Im so Lonely

LoyalXenite

Well-known member
This is my first time posting on this site. I found this site by accident.

I'm so lonely i want to die.

I've had so much crap thrown at me my whole life, abusive parents, poverty, all sorts of crap. I first tried to commit suicide at the age of 7, continued to try until the age of about 20. I will be 23 in may.
I have few friends, and none of them close. My best friend was killed in a car accident a year and a half ago, its her birthday this Saturday.
I am in a relationship, my girlfriend (fiance') and i have been together almost two years, in the time of our relationship we've been through a lot. Homelessness, death, trouble with family members because we are lesbians, all sorts of crap. But we tried really hard to pull **** together. We now have stable accommodation and started uni, trying to get our lives on track.

My problem is my partner has gone away, indefinitely, she has had to go be moral/emotional support to her little sister. Her little sister is in an abusive relationship and was supposed to break up with the abusive boyfriend on monday, my partner left on sunday. she didnt do that so my partner stayed up there, got extenuating circumstances and has two weeks off uni to be up there. My partner was supposed to come down and stay with me for a couple of days then go back up then come back for easter. That didnt happen. She came, packed some more things and left withing two hours.

Im so lonely, i suffer from BPD, depression, Anxiety, OCD and agoraphobia. My partner was my reason for stopping self harming and for not killing myself. But she is gone, and im so lonely its killing me, im so afraid that she wont come back or that her little sister (who hates me) will turn her against me.

I dont have anyone to talk to, i cant stand the loneliness. i just dont know what to do, i dont know how to survive this. She is gone and i dont know when or even if she will come back, and that has me so terrified i cant eat properly (which is probably a good thing) i cant sleep, i cant concentrate to study. im just sitting there most of the time with disney (or similarly comforting) movies playing 24/7.

I dont really know why im posting this, i just need to vent i guess. I went on eheadspace.org the other night, an online support site, but they only do sessions once every 7 to 14 days. I'm almost at the point of calling lifeline or similar because i dont know how long i can hold on.

Im sorry, i just need someone to care, someone to help me get through this, because i cant do it alone. :sad:
 
Hey welcome to the site.

I'm almost the same age as you, will be 23 this fall.

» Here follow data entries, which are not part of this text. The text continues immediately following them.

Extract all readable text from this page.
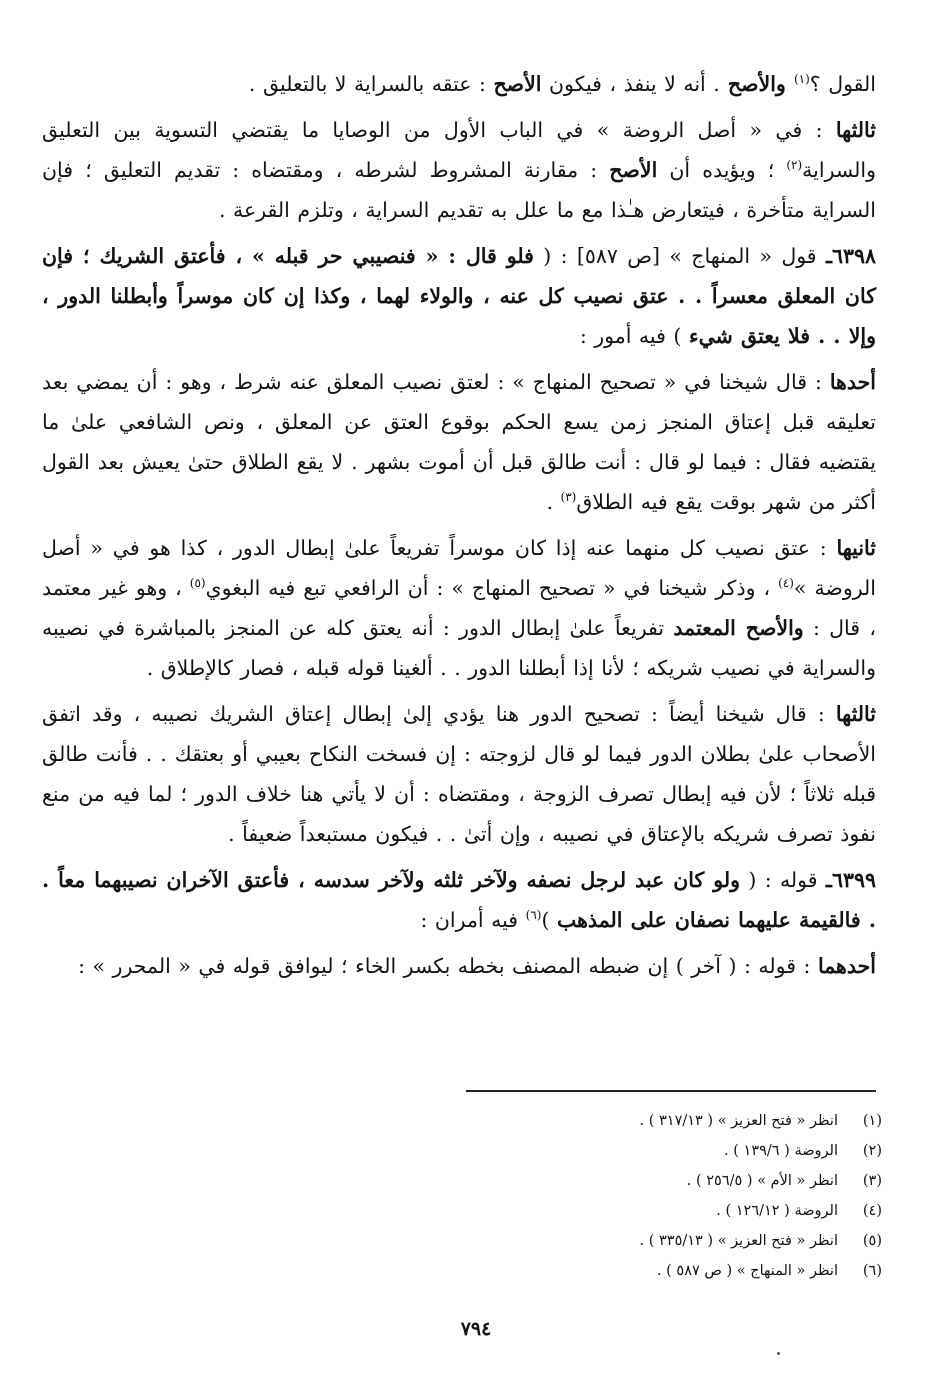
القول ؟$^{(١)}$ والأصح . أنه لا ينفذ ، فيكون الأصح : عتقه بالسراية لا بالتعليق .

ثالثها : في « أصل الروضة » في الباب الأول من الوصايا ما يقتضي التسوية بين التعليق والسراية$^{(٢)}$ ؛ ويؤيده أن الأصح : مقارنة المشروط لشرطه ، ومقتضاه : تقديم التعليق ؛ فإن السراية متأخرة ، فيتعارض هـٰذا مع ما علل به تقديم السراية ، وتلزم القرعة .

٦٣٩٨ـ قول « المنهاج » [ص ٥٨٧] : ( فلو قال : « فنصيبي حر قبله » ، فأعتق الشريك ؛ فإن كان المعلق معسراً . . عتق نصيب كل عنه ، والولاء لهما ، وكذا إن كان موسراً وأبطلنا الدور ، وإلا . . فلا يعتق شيء ) فيه أمور :

أحدها : قال شيخنا في « تصحيح المنهاج » : لعتق نصيب المعلق عنه شرط ، وهو : أن يمضي بعد تعليقه قبل إعتاق المنجز زمن يسع الحكم بوقوع العتق عن المعلق ، ونص الشافعي علىٰ ما يقتضيه فقال : فيما لو قال : أنت طالق قبل أن أموت بشهر . لا يقع الطلاق حتىٰ يعيش بعد القول أكثر من شهر بوقت يقع فيه الطلاق$^{(٣)}$ .

ثانيها : عتق نصيب كل منهما عنه إذا كان موسراً تفريعاً علىٰ إبطال الدور ، كذا هو في « أصل الروضة »$^{(٤)}$ ، وذكر شيخنا في « تصحيح المنهاج » : أن الرافعي تبع فيه البغوي$^{(٥)}$ ، وهو غير معتمد ، قال : والأصح المعتمد تفريعاً علىٰ إبطال الدور : أنه يعتق كله عن المنجز بالمباشرة في نصيبه والسراية في نصيب شريكه ؛ لأنا إذا أبطلنا الدور . . ألغينا قوله قبله ، فصار كالإطلاق .

ثالثها : قال شيخنا أيضاً : تصحيح الدور هنا يؤدي إلىٰ إبطال إعتاق الشريك نصيبه ، وقد اتفق الأصحاب علىٰ بطلان الدور فيما لو قال لزوجته : إن فسخت النكاح بعيبي أو بعتقك . . فأنت طالق قبله ثلاثاً ؛ لأن فيه إبطال تصرف الزوجة ، ومقتضاه : أن لا يأتي هنا خلاف الدور ؛ لما فيه من منع نفوذ تصرف شريكه بالإعتاق في نصيبه ، وإن أتىٰ . . فيكون مستبعداً ضعيفاً .

٦٣٩٩ـ قوله : ( ولو كان عبد لرجل نصفه ولآخر ثلثه ولآخر سدسه ، فأعتق الآخران نصيبهما معاً . . فالقيمة عليهما نصفان على المذهب )$^{(٦)}$ فيه أمران :

أحدهما : قوله : ( آخر ) إن ضبطه المصنف بخطه بكسر الخاء ؛ ليوافق قوله في « المحرر » :

(١)انظر « فتح العزيز » ( ٣١٧/١٣ ) .
(٢)الروضة ( ١٣٩/٦ ) .
(٣)انظر « الأم » ( ٢٥٦/٥ ) .
(٤)الروضة ( ١٢٦/١٢ ) .
(٥)انظر « فتح العزيز » ( ٣٣٥/١٣ ) .
(٦)انظر « المنهاج » ( ص ٥٨٧ ) .
٧٩٤
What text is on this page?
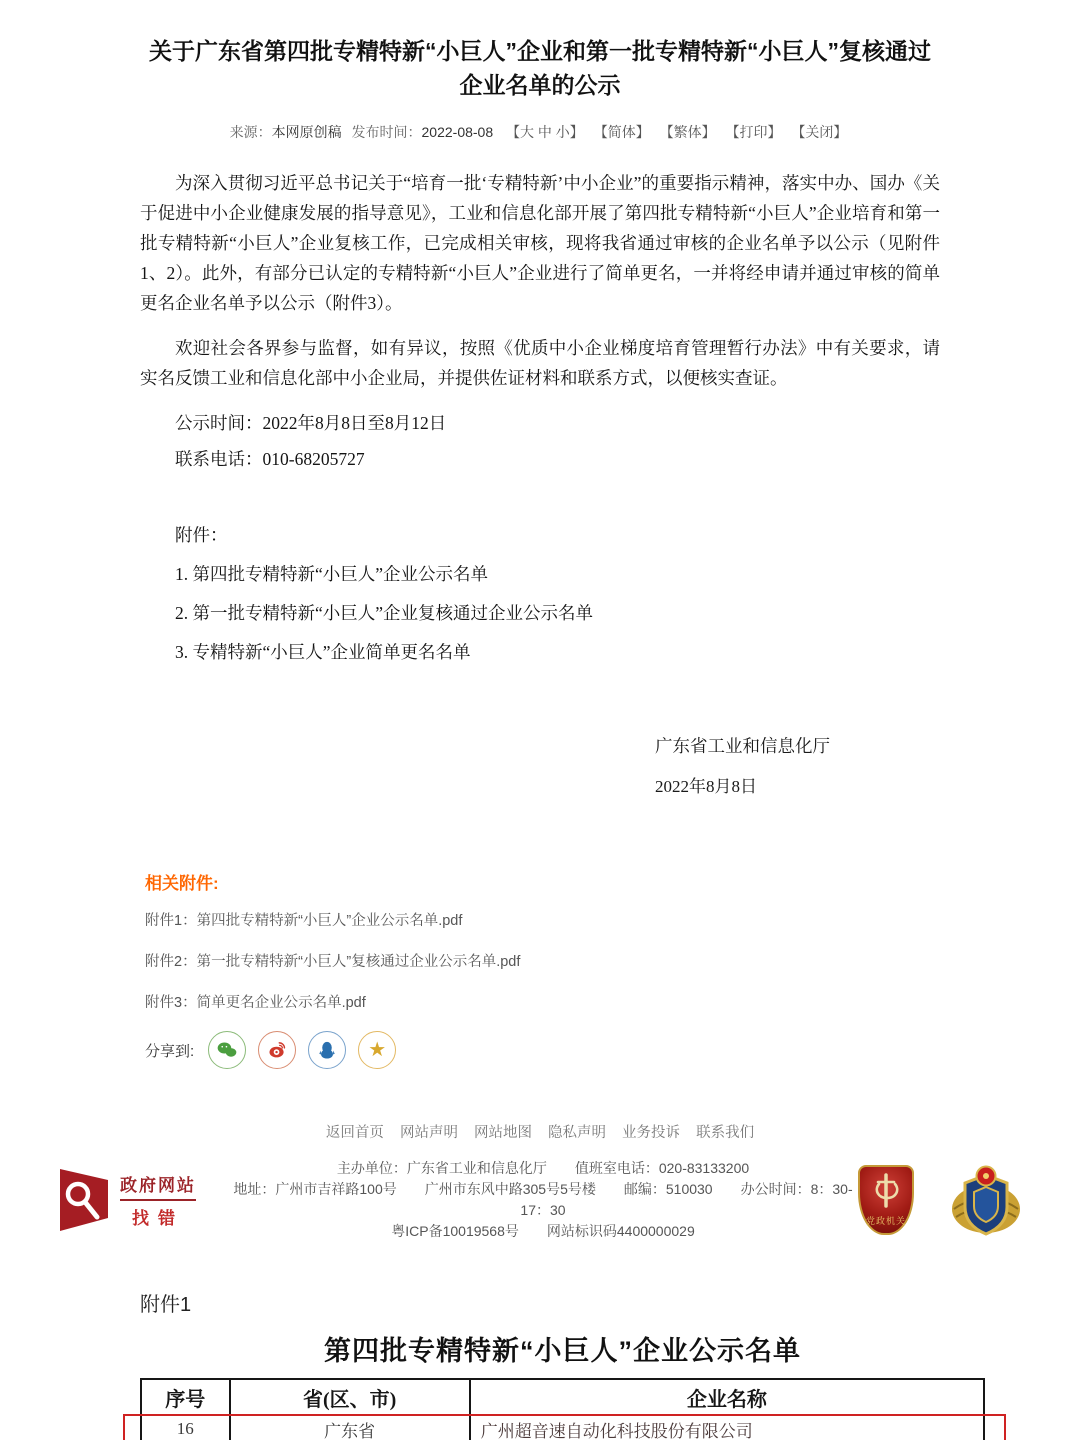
关于广东省第四批专精特新“小巨人”企业和第一批专精特新“小巨人”复核通过
企业名单的公示
来源：本网原创稿 发布时间：2022-08-08 【大 中 小】 【简体】 【繁体】 【打印】 【关闭】

为深入贯彻习近平总书记关于“培育一批‘专精特新’中小企业”的重要指示精神，落实中办、国办《关于促进中小企业健康发展的指导意见》，工业和信息化部开展了第四批专精特新“小巨人”企业培育和第一批专精特新“小巨人”企业复核工作，已完成相关审核，现将我省通过审核的企业名单予以公示（见附件1、2）。此外，有部分已认定的专精特新“小巨人”企业进行了简单更名，一并将经申请并通过审核的简单更名企业名单予以公示（附件3）。

欢迎社会各界参与监督，如有异议，按照《优质中小企业梯度培育管理暂行办法》中有关要求，请实名反馈工业和信息化部中小企业局，并提供佐证材料和联系方式，以便核实查证。

公示时间：2022年8月8日至8月12日

联系电话：010-68205727

附件：

1. 第四批专精特新“小巨人”企业公示名单

2. 第一批专精特新“小巨人”企业复核通过企业公示名单

3. 专精特新“小巨人”企业简单更名名单

广东省工业和信息化厅
2022年8月8日
相关附件:
附件1：第四批专精特新“小巨人”企业公示名单.pdf
附件2：第一批专精特新“小巨人”复核通过企业公示名单.pdf
附件3：简单更名企业公示名单.pdf
分享到:	★
返回首页 网站声明 网站地图 隐私声明 业务投诉 联系我们
政府网站
找错
主办单位：广东省工业和信息化厅　　值班室电话：020-83133200
地址：广州市吉祥路100号　　广州市东风中路305号5号楼　　邮编：510030　　办公时间：8：30-17：30
粤ICP备10019568号　　网站标识码4400000029
党政机关
附件1
第四批专精特新“小巨人”企业公示名单
序号	省(区、市)	企业名称
16	广东省	广州超音速自动化科技股份有限公司
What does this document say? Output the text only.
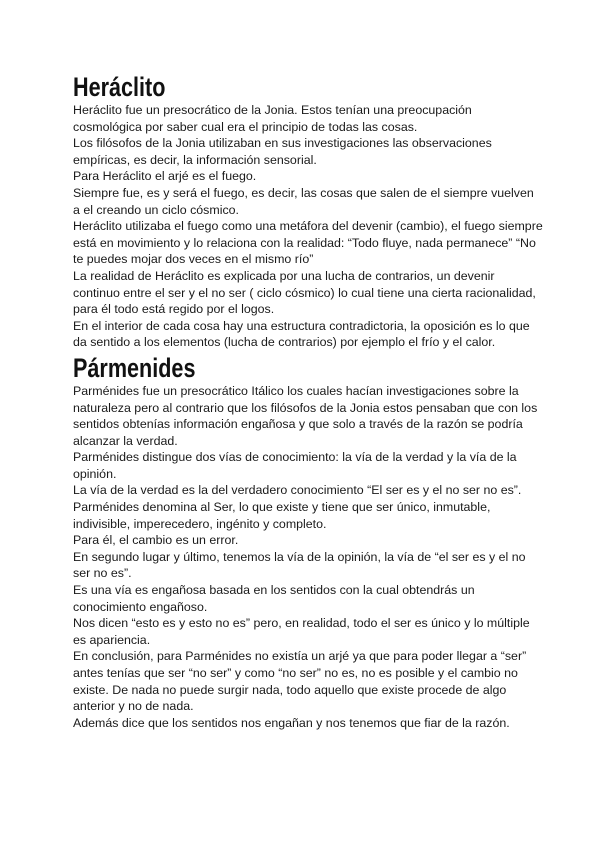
Heráclito

Heráclito fue un presocrático de la Jonia. Estos tenían una preocupación cosmológica por saber cual era el principio de todas las cosas.

Los filósofos de la Jonia utilizaban en sus investigaciones las observaciones empíricas, es decir, la información sensorial.

Para Heráclito el arjé es el fuego.

Siempre fue, es y será el fuego, es decir, las cosas que salen de el siempre vuelven a el creando un ciclo cósmico.

Heráclito utilizaba el fuego como una metáfora del devenir (cambio), el fuego siempre está en movimiento y lo relaciona con la realidad: “Todo fluye, nada permanece” “No te puedes mojar dos veces en el mismo río”

La realidad de Heráclito es explicada por una lucha de contrarios, un devenir continuo entre el ser y el no ser ( ciclo cósmico) lo cual tiene una cierta racionalidad, para él todo está regido por el logos.

En el interior de cada cosa hay una estructura contradictoria, la oposición es lo que da sentido a los elementos (lucha de contrarios) por ejemplo el frío y el calor.

Pármenides

Parménides fue un presocrático Itálico los cuales hacían investigaciones sobre la naturaleza pero al contrario que los filósofos de la Jonia estos pensaban que con los sentidos obtenías información engañosa y que solo a través de la razón se podría alcanzar la verdad.

Parménides distingue dos vías de conocimiento: la vía de la verdad y la vía de la opinión.

La vía de la verdad es la del verdadero conocimiento “El ser es y el no ser no es”.

Parménides denomina al Ser, lo que existe y tiene que ser único, inmutable, indivisible, imperecedero, ingénito y completo.

Para él, el cambio es un error.

En segundo lugar y último, tenemos la vía de la opinión, la vía de “el ser es y el no ser no es”.

Es una vía es engañosa basada en los sentidos con la cual obtendrás un conocimiento engañoso.

Nos dicen “esto es y esto no es” pero, en realidad, todo el ser es único y lo múltiple es apariencia.

En conclusión, para Parménides no existía un arjé ya que para poder llegar a “ser” antes tenías que ser “no ser” y como “no ser” no es, no es posible y el cambio no existe. De nada no puede surgir nada, todo aquello que existe procede de algo anterior y no de nada.

Además dice que los sentidos nos engañan y nos tenemos que fiar de la razón.
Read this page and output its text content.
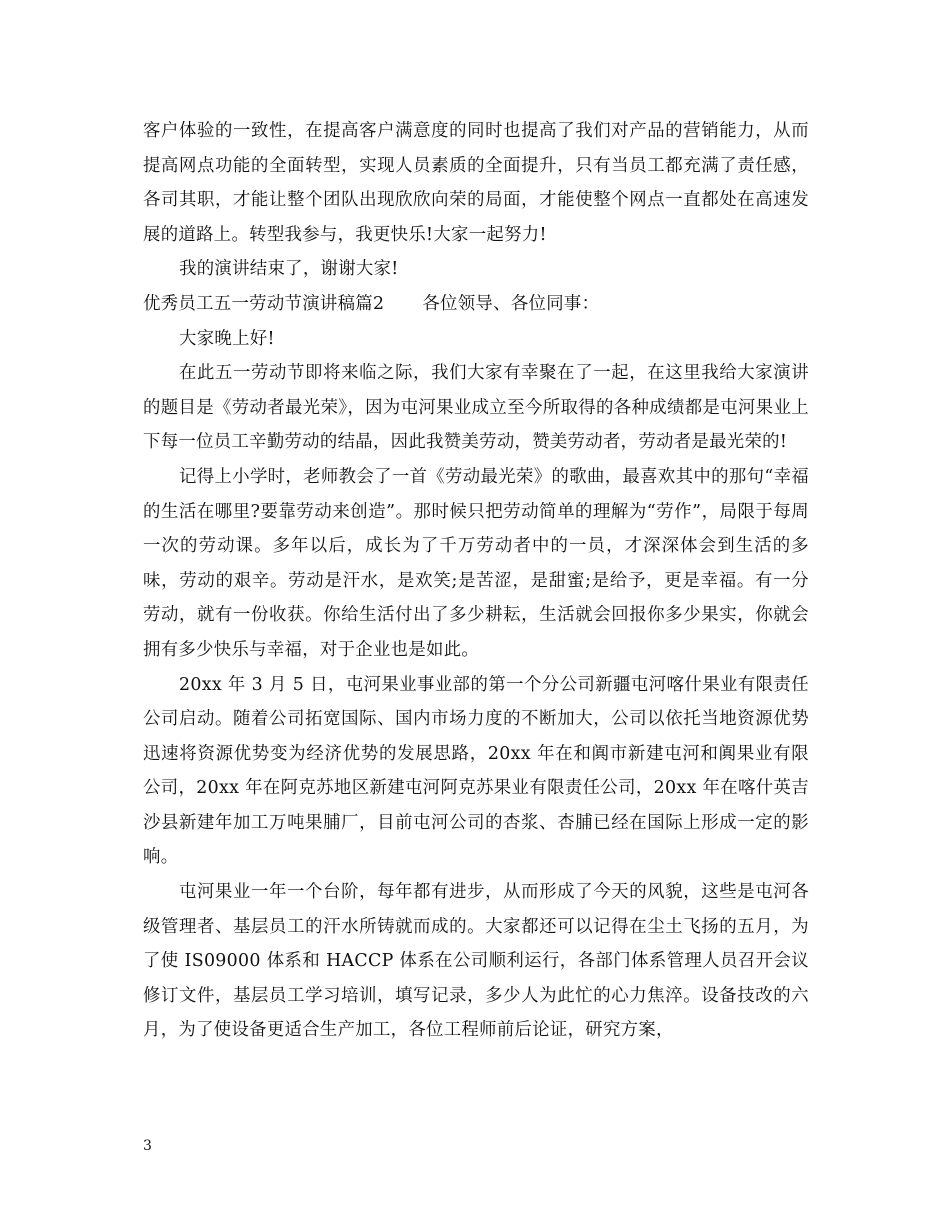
客户体验的一致性，在提高客户满意度的同时也提高了我们对产品的营销能力，从而提高网点功能的全面转型，实现人员素质的全面提升，只有当员工都充满了责任感，各司其职，才能让整个团队出现欣欣向荣的局面，才能使整个网点一直都处在高速发展的道路上。转型我参与，我更快乐!大家一起努力!

我的演讲结束了，谢谢大家!

优秀员工五一劳动节演讲稿篇2 各位领导、各位同事：

大家晚上好!

在此五一劳动节即将来临之际，我们大家有幸聚在了一起，在这里我给大家演讲的题目是《劳动者最光荣》，因为屯河果业成立至今所取得的各种成绩都是屯河果业上下每一位员工辛勤劳动的结晶，因此我赞美劳动，赞美劳动者，劳动者是最光荣的!

记得上小学时，老师教会了一首《劳动最光荣》的歌曲，最喜欢其中的那句“幸福的生活在哪里?要靠劳动来创造”。那时候只把劳动简单的理解为“劳作”，局限于每周一次的劳动课。多年以后，成长为了千万劳动者中的一员，才深深体会到生活的多味，劳动的艰辛。劳动是汗水，是欢笑;是苦涩，是甜蜜;是给予，更是幸福。有一分劳动，就有一份收获。你给生活付出了多少耕耘，生活就会回报你多少果实，你就会拥有多少快乐与幸福，对于企业也是如此。

20xx 年 3 月 5 日，屯河果业事业部的第一个分公司新疆屯河喀什果业有限责任公司启动。随着公司拓宽国际、国内市场力度的不断加大，公司以依托当地资源优势迅速将资源优势变为经济优势的发展思路，20xx 年在和阗市新建屯河和阗果业有限公司，20xx 年在阿克苏地区新建屯河阿克苏果业有限责任公司，20xx 年在喀什英吉沙县新建年加工万吨果脯厂，目前屯河公司的杏浆、杏脯已经在国际上形成一定的影响。

屯河果业一年一个台阶，每年都有进步，从而形成了今天的风貌，这些是屯河各级管理者、基层员工的汗水所铸就而成的。大家都还可以记得在尘土飞扬的五月，为了使 IS09000 体系和 HACCP 体系在公司顺利运行，各部门体系管理人员召开会议修订文件，基层员工学习培训，填写记录，多少人为此忙的心力焦淬。设备技改的六月，为了使设备更适合生产加工，各位工程师前后论证，研究方案，

3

If you ever want someone to talk to feel free to send me a message, I'll be happy to listen. I've been through similar things (although maybe not quite as extreme) and I understand how tough it can be.

Hope this site helps you.
 

Silatuyok

Well-known member
Hi LoyalXenite. I have BPD too, so I know how scary it can be for someone you love and depend on to leave without knowing when they will come back. Is there a way that you can contact your girlfriend, just to talk to her? It could be comforting just to hear her voice, and to be reassured that she's still out there and still plans to come back to you.
It might be a good idea to call a crisis hotline, just to talk to somebody and know that there is someone out there who is cares about your situation. Otherwise, please feel free to send me a message if you want to talk, I've survived some very severe abandonment issues in the past, so I know where you're coming from and won't judge you or anything like that.
Keep those Disney movies rolling, and do whatever you can to comfort yourself. Eventually this hard time will pass, you just have to get through it.
 

MikeyC

Well-known member
That is a depressing post. I really don't know what to say, but just hang in there and things will get better.
 

LoyalXenite

Well-known member
I do text her throughout the day, but i dont want to bother her. I know it exasperates her how dependent i am on her, i am trying to work on it but its so hard, it makes it harder with her gone. She was away recently for a month, then came back for a month and now is gone again. I am still recovering from the last time she went away, now there is this one, which i have no idea how long it will last.
I know i have major abandonment issues, stemming back to when i was a toddler, both my parents are deaf and they never came when i would cry from nightmares and such. At the age of about 3 i broke my collar bone diving off my bed (i was an imaginative child, my bed was a ship and i had to swim away). I screamed my lungs out for a very long time (possibly 30mins to an hour) until a neighbour finally came over and told my father i was screaming. Things like that my whole life on top of other things like the death of my best friend who was like a mother to me..
 

Unspoken

Well-known member
Focus on the future you're trying to build: whatever you're going to school for, a life with your fiance, and new friends. Let that be your motivation to push forward and don't let anyone or anything tell you that you can't have it. We go through a lot of dark times, but the more we smooth out the more access we have to the things we're driven toward. It's just that we don't all start under the same circumstances.
 

LoyalXenite

Well-known member
I have been trying to think positive but its one of my major weak points, getting control over my negative thoughts and putting positive ones in there.